Gunung Penanggungan (Pawitra) (1.653 m dpl) gunung berapi kerucut kondisi istirahat. Posisinya berada di perbatasan kabupaten Mojokerto (sisi barat) dan kabupaten Pasuruan (sisi timur). Gunung Penanggungan gunung kecil satu kluster dengan gunung Arjuno dan Welirang. Memiliki kesejarahan, di sekujur permukaannya, dari kaki sampai puncak, dipenuhi banyak situs kepurbakalaan dari periode Hindu-Buddha. Gunung Penanggungan dipandang gunung keramat, suci, dan jelmaan Mahameru, gunungnya para dewa. Dalam kitab Tantu Panggelaran 1635 M, dinyatakan para dewa sepakat untuk menyetujui bahwa manusia dapat berkembang di Pulau Jawa, namun pulau itu tidak stabil, selalu berguncang diterpa ombak lautan. Untuk menstabilkan, para dewa memindahkan gunung Mahameru dari Jambhudwipa ke Jawadwipa. Dalam perjalanan kepindahan tersebut, sebagian Mahameru ada yang rontok berjatuhan, menjelmalah gunung-gemunung yang ada di Pulau Jawa dari barat ke timur, bagian terbesarnya jatuh menjadi gunung Semeru, puncak Mahameru dihempaskan oleh para dewa menjadi Pawitra yang sekarang disebut Gunung Penanggungan.
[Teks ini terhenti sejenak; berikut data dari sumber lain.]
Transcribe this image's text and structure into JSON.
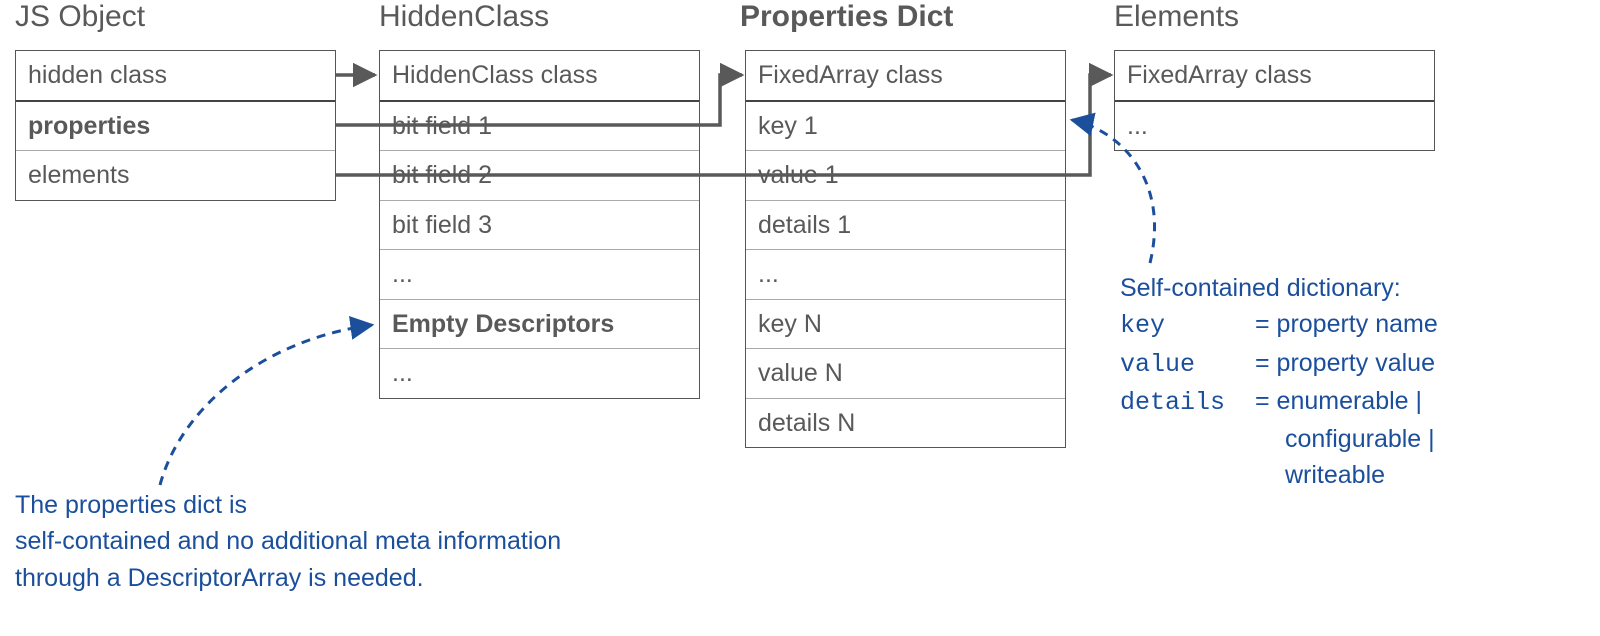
{
  "titles": {
    "jsobject": "JS Object",
    "hiddenclass": "HiddenClass",
    "propdict": "Properties Dict",
    "elements": "Elements"
  },
  "jsobject_cells": {
    "hidden_class": "hidden class",
    "properties": "properties",
    "elements": "elements"
  },
  "hiddenclass_cells": {
    "header": "HiddenClass class",
    "bit1": "bit field 1",
    "bit2": "bit field 2",
    "bit3": "bit field 3",
    "dots1": "...",
    "empty_desc": "Empty Descriptors",
    "dots2": "..."
  },
  "propdict_cells": {
    "header": "FixedArray class",
    "k1": "key 1",
    "v1": "value 1",
    "d1": "details 1",
    "dots": "...",
    "kN": "key N",
    "vN": "value N",
    "dN": "details N"
  },
  "elements_cells": {
    "header": "FixedArray class",
    "dots": "..."
  },
  "annot_left": {
    "l1": "The properties dict is",
    "l2": "self-contained and no additional meta information",
    "l3": "through a DescriptorArray is needed."
  },
  "annot_right": {
    "l0": "Self-contained dictionary:",
    "l1a": "key",
    "l1b": "= property name",
    "l2a": "value",
    "l2b": "= property value",
    "l3a": "details",
    "l3b": "= enumerable   |",
    "l4": "configurable |",
    "l5": "writeable"
  }
}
Karena itu, Pawitra menjadi gunung keramat dalam pemikiran Jawa masa Hindu-Buddha, karena puncak Mahameru yang dipindahkan ke Jawa. (Wikipedia)
Lantas bagaimana sejarah pegunungan Penanggungan di pantai dan gunung Brama, Bromo di pedalaman? Seperti disebut di atas, gunung Penangungan adalah salah satu gate menuju pegunungan di pedalaman di wilayah Malang. Sebagaimana diketahui tempo doeloe terdapat Kerajaan Singhasari. Lalu bagaimana sejarah pegunungan Penanggungan di pantai dan gunung Brama, Bromo di pedalaman? Seperti kata ahli sejarah tempo doeloe, semuanya ada permulaan. Untuk menambah pengetahuan dan meningkatkan wawasan sejarah nasional, mari kita telusuri sumber-sumber tempo doeloe.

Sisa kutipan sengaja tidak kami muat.